Вслед за тем главнокоман­дующий послал Барклаю де Толли и Дохтурову запис­ки одинакового содержания: «Я из всех движений не­приятельских вижу, что он не менее нас ослабел в сем сражении, и потому, завязавши уже дело с ним, решил­ся я сегодняшнюю ночь устроить все войско в порядок, снабдить артиллерию новыми зарядами и завтра во­зобновить сражение с неприятелем…»

Тем временем Наполеон отвел свои войска с бата­реи Раевского и Багратионовых флешей на исходные позиции. Все французские источники свидетельствуют, что «Великая армия» ноче­вала на поле сражения. Поэтому на­прашивается вывод, что ночной отход французов от главных пунктов кровопролития едва ли означал боль­шее, чем намерение отдохнуть не на трупах своих то­варищей, густо усеявших поле битвы, а в стороне от них. Как бы то ни было, Наполеон располагался на ночлег, не мешая Кутузову сделать то же самое.

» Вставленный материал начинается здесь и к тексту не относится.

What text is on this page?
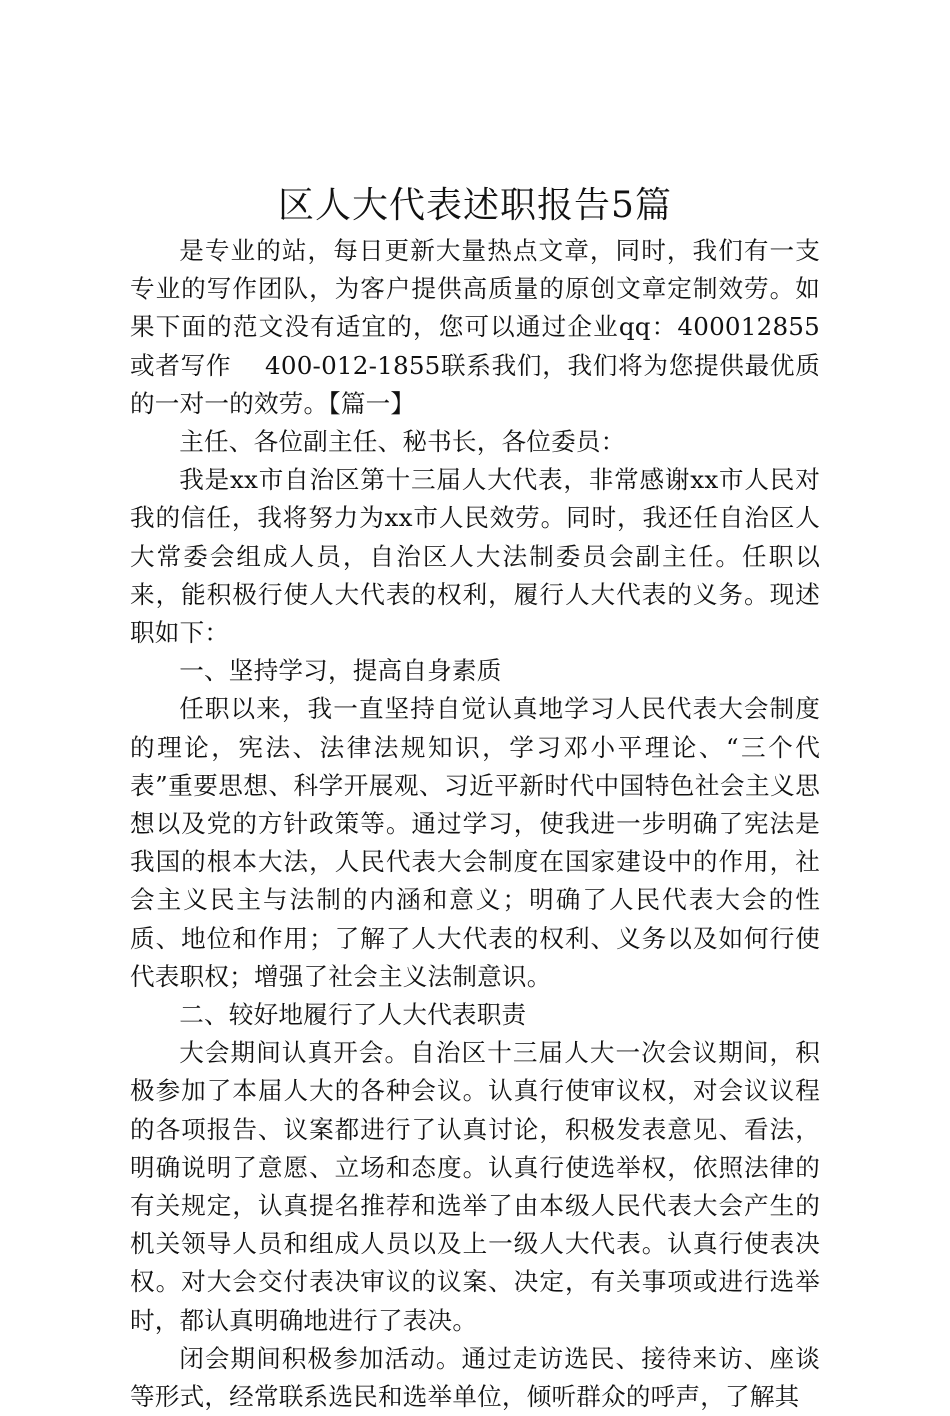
区人大代表述职报告5篇

是专业的站，每日更新大量热点文章，同时，我们有一支专业的写作团队，为客户提供高质量的原创文章定制效劳。如果下面的范文没有适宜的，您可以通过企业qq：400012855或者写作　 400-012-1855联系我们，我们将为您提供最优质的一对一的效劳。【篇一】

主任、各位副主任、秘书长，各位委员：

我是xx市自治区第十三届人大代表，非常感谢xx市人民对我的信任，我将努力为xx市人民效劳。同时，我还任自治区人大常委会组成人员，自治区人大法制委员会副主任。任职以来，能积极行使人大代表的权利，履行人大代表的义务。现述职如下：

一、坚持学习，提高自身素质

任职以来，我一直坚持自觉认真地学习人民代表大会制度的理论，宪法、法律法规知识，学习邓小平理论、“三个代表”重要思想、科学开展观、习近平新时代中国特色社会主义思想以及党的方针政策等。通过学习，使我进一步明确了宪法是我国的根本大法，人民代表大会制度在国家建设中的作用，社会主义民主与法制的内涵和意义；明确了人民代表大会的性质、地位和作用；了解了人大代表的权利、义务以及如何行使代表职权；增强了社会主义法制意识。

二、较好地履行了人大代表职责

大会期间认真开会。自治区十三届人大一次会议期间，积极参加了本届人大的各种会议。认真行使审议权，对会议议程的各项报告、议案都进行了认真讨论，积极发表意见、看法，明确说明了意愿、立场和态度。认真行使选举权，依照法律的有关规定，认真提名推荐和选举了由本级人民代表大会产生的机关领导人员和组成人员以及上一级人大代表。认真行使表决权。对大会交付表决审议的议案、决定，有关事项或进行选举时，都认真明确地进行了表决。

闭会期间积极参加活动。通过走访选民、接待来访、座谈等形式，经常联系选民和选举单位，倾听群众的呼声，了解其
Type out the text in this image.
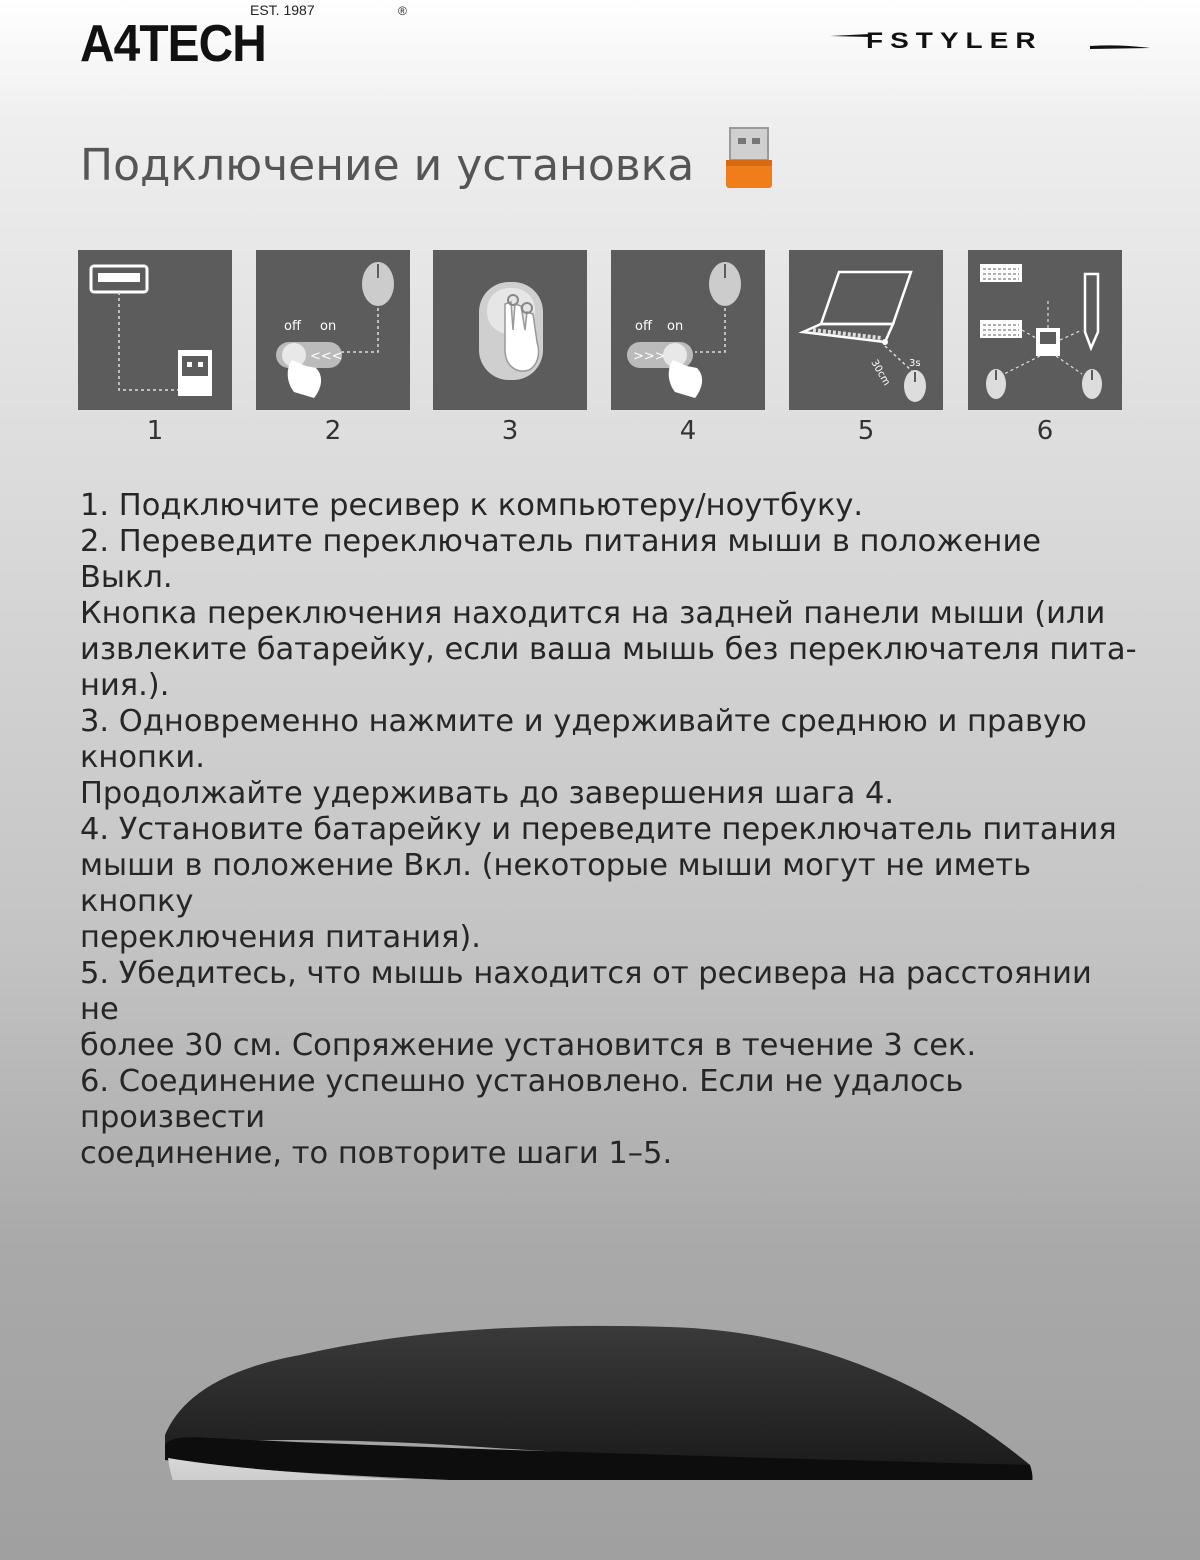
EST. 1987	®
A4TECH	FSTYLER
Подключение и установка
1
off on
<<<
2	3
off on
>>>
4
30cm 3s
5	6

1. Подключите ресивер к компьютеру/ноутбуку.

2. Переведите переключатель питания мыши в положение Выкл.

Кнопка переключения находится на задней панели мыши (или

извлеките батарейку, если ваша мышь без переключателя пита-

ния.).

3. Одновременно нажмите и удерживайте среднюю и правую

кнопки.

Продолжайте удерживать до завершения шага 4.

4. Установите батарейку и переведите переключатель питания

мыши в положение Вкл. (некоторые мыши могут не иметь кнопку

переключения питания).

5. Убедитесь, что мышь находится от ресивера на расстоянии не

более 30 см. Сопряжение установится в течение 3 сек.

6. Соединение успешно установлено. Если не удалось произвести

соединение, то повторите шаги 1–5.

Кутузов, однако, узнал, что русские потери гораздо больше, чем предполагалось, и около полуночи дал приказ отступать. Еще до рассвета 8 сентября русская армия оставила поле Бородина и выступила к Моск­ве. «…Когда дело идет не о славах выигранных только баталий, — писал Кутузов царю перед отходом с Боро­динской позиции, — но вся цель будучи устремлена на истребление французской армии, ночевав на месте сражения, я взял намерение отступить…»

Статья написана по материалам книги Троицкого Н.А. «1812 Великий год России», М., «Мысль», 1988 г.